While we welcome the ceasefire, it does not mark the end of this horrendous suffering — people in Gaza are left to survive amid the ruins of what was once their home, facing immense medical, psychological, and material needs.
The feeling of our colleagues and the people around us is one of hope, a lot of hope, wishing that this nightmare will finally stop and they will be able to be at peace, be able to recover from their trauma, both physical and mental. But there's also a lot of uncertainty of what is going to happen, what are the next steps,” says Jacob Granger, MSF emergency coordinator in Gaza.
The ceasefire must be respected and sustained because it's the only way that will allow care to be provided at the scale people desperately need — something that was impossible under siege and bombardment. In the long term, we hope to see this ceasefire leading to efforts to rebuild the Strip, including restoring the shattered healthcare system.
The most basic necessities are still urgently needed in Gaza: medical equipment, medicines, food, water, fuel, and adequate shelter for two million people who will face the approaching winter without a roof over their heads.
This ceasefire must be accompanied by an immediate massive and sustained scale-up of aid into and across the Strip, including the north.
We urge the Israeli authorities to allow a sufficient and unimpeded flow of humanitarian assistance and to authorize medical evacuations for patients in need of urgent specialist care. At the same time, the UN-led humanitarian coordination mechanism must be reinstated to guarantee safe and impartial access to aid for those in need, wherever they are in the Gaza Strip.
Testimony of Jacob Granger, MSF Emergency Coordinator in Gaza:
The situation today is calmer than yesterday, when military operations were still ongoing in Gaza City. This morning, explosions could still be heard — some very loud — along with attacks, drones, and aircraft. For now, it seems there is more calm. This is a great source of hope.
People are hoping that hostilities will cease. They hope to stop living in fear, to stop facing the risk of dying or being injured at any time of the day or night, anywhere. There is also a sense of despair, as the Gaza Strip has been almost completely destroyed by Israeli forces.
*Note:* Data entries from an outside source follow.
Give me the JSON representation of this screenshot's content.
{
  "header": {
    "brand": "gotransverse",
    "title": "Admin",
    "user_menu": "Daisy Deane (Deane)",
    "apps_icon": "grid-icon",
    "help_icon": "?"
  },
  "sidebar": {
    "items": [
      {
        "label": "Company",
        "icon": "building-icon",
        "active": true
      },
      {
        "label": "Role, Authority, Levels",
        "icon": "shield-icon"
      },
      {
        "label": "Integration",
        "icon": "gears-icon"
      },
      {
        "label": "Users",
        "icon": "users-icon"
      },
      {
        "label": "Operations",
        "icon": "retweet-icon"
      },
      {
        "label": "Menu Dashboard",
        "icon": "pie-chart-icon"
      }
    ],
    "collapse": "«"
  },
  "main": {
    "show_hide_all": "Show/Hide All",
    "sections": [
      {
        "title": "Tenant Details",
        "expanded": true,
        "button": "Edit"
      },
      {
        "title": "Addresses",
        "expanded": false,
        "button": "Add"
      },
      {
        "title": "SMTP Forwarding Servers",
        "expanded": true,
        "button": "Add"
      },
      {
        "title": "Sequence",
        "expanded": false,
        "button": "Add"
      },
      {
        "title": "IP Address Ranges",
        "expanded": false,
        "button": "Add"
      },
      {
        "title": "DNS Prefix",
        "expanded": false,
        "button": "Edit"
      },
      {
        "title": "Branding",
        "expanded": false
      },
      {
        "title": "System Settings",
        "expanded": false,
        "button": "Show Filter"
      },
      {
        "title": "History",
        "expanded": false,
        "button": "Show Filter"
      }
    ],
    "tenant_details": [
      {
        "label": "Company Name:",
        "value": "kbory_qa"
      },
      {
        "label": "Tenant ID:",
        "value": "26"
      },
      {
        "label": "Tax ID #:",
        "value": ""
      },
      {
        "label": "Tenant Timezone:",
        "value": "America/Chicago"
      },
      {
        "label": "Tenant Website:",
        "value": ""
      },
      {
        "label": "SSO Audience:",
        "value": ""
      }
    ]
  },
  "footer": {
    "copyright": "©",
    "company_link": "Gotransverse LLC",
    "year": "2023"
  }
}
All the colleagues I’ve spoken to hope for safety, yet at the same time they ask where to go, what to do. They had a home, a car, children who went to school — and now they are all living under plastic sheets, in tents. For two years, this population has endured multiple wounds, food and water shortages, and has had to move eight, ten times.
The humanitarian situation requires that supplies and humanitarian actors be allowed to enter, that medical staff be kept safe, and that the population be protected so they can rest and recover from the trauma — both physical and mental.
The priority is to deliver medical aid and water to the population without obstruction from the Israeli authorities, which means we must be able to bring our supplies into the Gaza Strip in large quantities. We also need to be able to bring our international staff into the Gaza Strip without being prevented from doing so.
Winter is approaching, and people are living in overcrowded, extremely precarious conditions, without access to hygiene or a warm shelter,” concludes Jacob Granger, MSF Emergency Coordinator in Gaza.